On Aug. 28, 1944, they launched the first wave of the Gothic Line offensive, which was part of a one-two punch, pincer movement instead of the original full-frontal, central Italy thrust. The U.S.-led Fifth Army, commanded by Clark, would launch two weeks later the second part of the one-two punch plan up the Giogo Pass north of Florence.
Author Mike Sommerville's father was part of the Sherwood Foresters infantry regiment of the British Eighth Army. Sommerville, a military historian, described how ``The Sherwood Boys'' - as his book is titled - had been transferred out of Italy to Palestine in February 1944 to rest and retrain before returning to Italy for the Gothic Line offensive.

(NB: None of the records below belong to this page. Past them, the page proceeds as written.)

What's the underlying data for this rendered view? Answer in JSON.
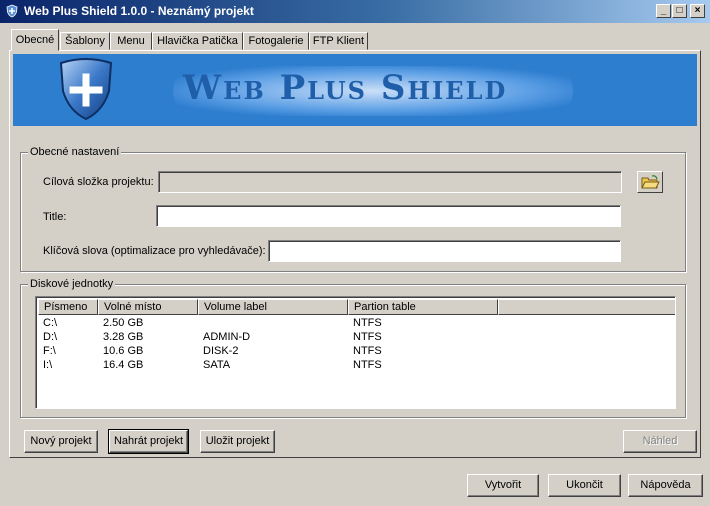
{
  "window": {
    "title": "Web Plus Shield 1.0.0 - Neznámý projekt",
    "controls": [
      "_",
      "□",
      "×"
    ]
  },
  "tabs": [
    {
      "label": "Obecné",
      "active": true
    },
    {
      "label": "Šablony",
      "active": false
    },
    {
      "label": "Menu",
      "active": false
    },
    {
      "label": "Hlavička  Patička",
      "active": false
    },
    {
      "label": "Fotogalerie",
      "active": false
    },
    {
      "label": "FTP Klient",
      "active": false
    }
  ],
  "banner": {
    "title": "Web Plus Shield",
    "logo_icon": "shield-plus-icon",
    "color": "#2e7ed0"
  },
  "general": {
    "legend": "Obecné nastavení",
    "project_folder_label": "Cílová složka projektu:",
    "project_folder_value": "",
    "title_label": "Title:",
    "title_value": "",
    "keywords_label": "Klíčová slova (optimalizace pro vyhledávače):",
    "keywords_value": "",
    "browse_icon": "open-folder-icon"
  },
  "drives": {
    "legend": "Diskové jednotky",
    "columns": [
      "Písmeno",
      "Volné místo",
      "Volume label",
      "Partion table",
      ""
    ],
    "rows": [
      [
        "C:\\",
        "2.50 GB",
        "",
        "NTFS"
      ],
      [
        "D:\\",
        "3.28 GB",
        "ADMIN-D",
        "NTFS"
      ],
      [
        "F:\\",
        "10.6 GB",
        "DISK-2",
        "NTFS"
      ],
      [
        "I:\\",
        "16.4 GB",
        "SATA",
        "NTFS"
      ]
    ]
  },
  "actions": {
    "new_project": "Nový projekt",
    "load_project": "Nahrát projekt",
    "save_project": "Uložit projekt",
    "preview": "Náhled"
  },
  "footer": {
    "create": "Vytvořit",
    "quit": "Ukončit",
    "help": "Nápověda"
  }
}
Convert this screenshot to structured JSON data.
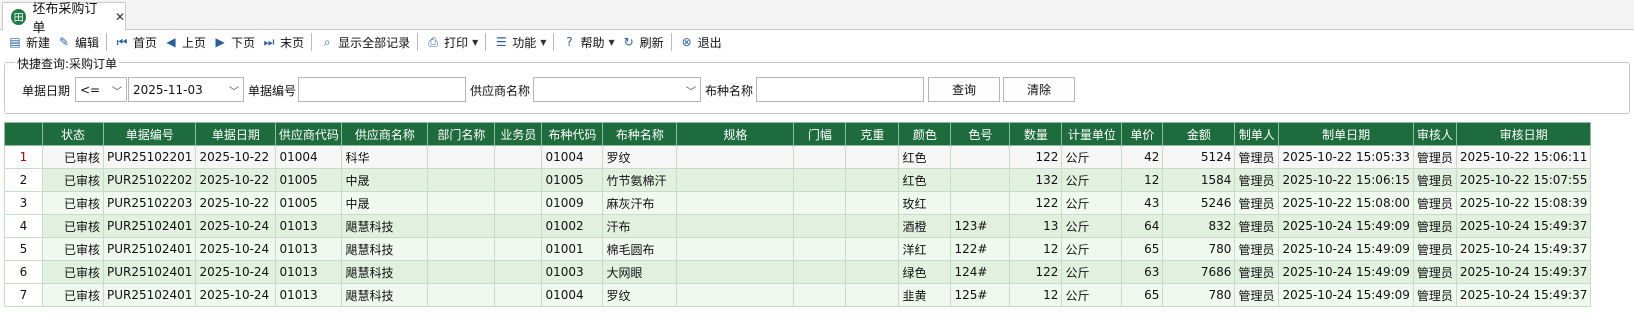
{
  "tab": {
    "title": "坯布采购订单",
    "icon": "grid-app-icon",
    "close": "✕"
  },
  "toolbar": [
    {
      "name": "new-button",
      "label": "新建",
      "icon": "document-icon",
      "glyph": "▤"
    },
    {
      "name": "edit-button",
      "label": "编辑",
      "icon": "pencil-icon",
      "glyph": "✎"
    },
    {
      "sep": true
    },
    {
      "name": "first-page-button",
      "label": "首页",
      "icon": "first-icon",
      "glyph": "⏮"
    },
    {
      "name": "prev-page-button",
      "label": "上页",
      "icon": "prev-icon",
      "glyph": "◀"
    },
    {
      "name": "next-page-button",
      "label": "下页",
      "icon": "next-icon",
      "glyph": "▶"
    },
    {
      "name": "last-page-button",
      "label": "末页",
      "icon": "last-icon",
      "glyph": "⏭"
    },
    {
      "sep": true
    },
    {
      "name": "show-all-button",
      "label": "显示全部记录",
      "icon": "search-doc-icon",
      "glyph": "⌕"
    },
    {
      "sep": true
    },
    {
      "name": "print-button",
      "label": "打印",
      "icon": "printer-icon",
      "glyph": "⎙",
      "caret": true
    },
    {
      "sep": true
    },
    {
      "name": "functions-button",
      "label": "功能",
      "icon": "list-icon",
      "glyph": "☰",
      "caret": true
    },
    {
      "sep": true
    },
    {
      "name": "help-button",
      "label": "帮助",
      "icon": "help-icon",
      "glyph": "?",
      "caret": true
    },
    {
      "name": "refresh-button",
      "label": "刷新",
      "icon": "refresh-icon",
      "glyph": "↻"
    },
    {
      "sep": true
    },
    {
      "name": "exit-button",
      "label": "退出",
      "icon": "exit-icon",
      "glyph": "⊗"
    }
  ],
  "quick_search": {
    "title": "快捷查询:采购订单",
    "date_label": "单据日期",
    "operator": "<=",
    "date_value": "2025-11-03",
    "docno_label": "单据编号",
    "docno_value": "",
    "supplier_label": "供应商名称",
    "supplier_value": "",
    "fabric_label": "布种名称",
    "fabric_value": "",
    "query_button": "查询",
    "clear_button": "清除"
  },
  "grid": {
    "columns": [
      "",
      "状态",
      "单据编号",
      "单据日期",
      "供应商代码",
      "供应商名称",
      "部门名称",
      "业务员",
      "布种代码",
      "布种名称",
      "规格",
      "门幅",
      "克重",
      "颜色",
      "色号",
      "数量",
      "计量单位",
      "单价",
      "金额",
      "制单人",
      "制单日期",
      "审核人",
      "审核日期"
    ],
    "rows": [
      [
        "1",
        "已审核",
        "PUR25102201",
        "2025-10-22",
        "01004",
        "科华",
        "",
        "",
        "01004",
        "罗纹",
        "",
        "",
        "",
        "红色",
        "",
        "122",
        "公斤",
        "42",
        "5124",
        "管理员",
        "2025-10-22 15:05:33",
        "管理员",
        "2025-10-22 15:06:11"
      ],
      [
        "2",
        "已审核",
        "PUR25102202",
        "2025-10-22",
        "01005",
        "中晟",
        "",
        "",
        "01005",
        "竹节氨棉汗",
        "",
        "",
        "",
        "红色",
        "",
        "132",
        "公斤",
        "12",
        "1584",
        "管理员",
        "2025-10-22 15:06:15",
        "管理员",
        "2025-10-22 15:07:55"
      ],
      [
        "3",
        "已审核",
        "PUR25102203",
        "2025-10-22",
        "01005",
        "中晟",
        "",
        "",
        "01009",
        "麻灰汗布",
        "",
        "",
        "",
        "玫红",
        "",
        "122",
        "公斤",
        "43",
        "5246",
        "管理员",
        "2025-10-22 15:08:00",
        "管理员",
        "2025-10-22 15:08:39"
      ],
      [
        "4",
        "已审核",
        "PUR25102401",
        "2025-10-24",
        "01013",
        "飓慧科技",
        "",
        "",
        "01002",
        "汗布",
        "",
        "",
        "",
        "酒橙",
        "123#",
        "13",
        "公斤",
        "64",
        "832",
        "管理员",
        "2025-10-24 15:49:09",
        "管理员",
        "2025-10-24 15:49:37"
      ],
      [
        "5",
        "已审核",
        "PUR25102401",
        "2025-10-24",
        "01013",
        "飓慧科技",
        "",
        "",
        "01001",
        "棉毛圆布",
        "",
        "",
        "",
        "洋红",
        "122#",
        "12",
        "公斤",
        "65",
        "780",
        "管理员",
        "2025-10-24 15:49:09",
        "管理员",
        "2025-10-24 15:49:37"
      ],
      [
        "6",
        "已审核",
        "PUR25102401",
        "2025-10-24",
        "01013",
        "飓慧科技",
        "",
        "",
        "01003",
        "大网眼",
        "",
        "",
        "",
        "绿色",
        "124#",
        "122",
        "公斤",
        "63",
        "7686",
        "管理员",
        "2025-10-24 15:49:09",
        "管理员",
        "2025-10-24 15:49:37"
      ],
      [
        "7",
        "已审核",
        "PUR25102401",
        "2025-10-24",
        "01013",
        "飓慧科技",
        "",
        "",
        "01004",
        "罗纹",
        "",
        "",
        "",
        "韭黄",
        "125#",
        "12",
        "公斤",
        "65",
        "780",
        "管理员",
        "2025-10-24 15:49:09",
        "管理员",
        "2025-10-24 15:49:37"
      ]
    ]
  },
  "colors": {
    "header_bg": "#1e6b3d",
    "row_alt": "#e2f1df",
    "row": "#f1f8f0",
    "selected_rownum": "#c00000"
  }
}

However, like much of the Allied Force campaign in Italy that started in 1943 with a landing in Sicily, little went to plan. The British-led army suffered significant casualties from the start of the offensive and was often bogged down because of rain-swollen rivers and mud. In September, fierce fighting claimed the lives of more than 80,000 German and Allied soldiers. Low morale problems soon became an issue, especially after the British troops learned politicians and the tabloid press in the U.K. had labeled them as ``D-Day dodgers '' vacationing on the Adriatic Sea. The desertion rate multiplied as soldiers went AWOL to avoid being killed or injured when it had become clear the war was nearing an end. Ultimately, the British-led offensive ground to a halt in December 1944 on the Senio River because of limited and exhausted troops, low ammunition, poor weather as well as relentless German resistance made it impossible to achieve the planned Christmas-time victory celebration. As a result, they would spend nearly three months hunkered down on the fringe of a no-man's land by the Senio amidst constant artillery exchanges with German troops on other side of the river bank. Three and a half months later, the British Eighth Army under Leese's command would renew the offensive in April. The American-led Fifth Army, which also stalled for months, broke through from the west. After three weeks the German forces agreed to surrender at the end of April despite Hitler's order to fight to the death.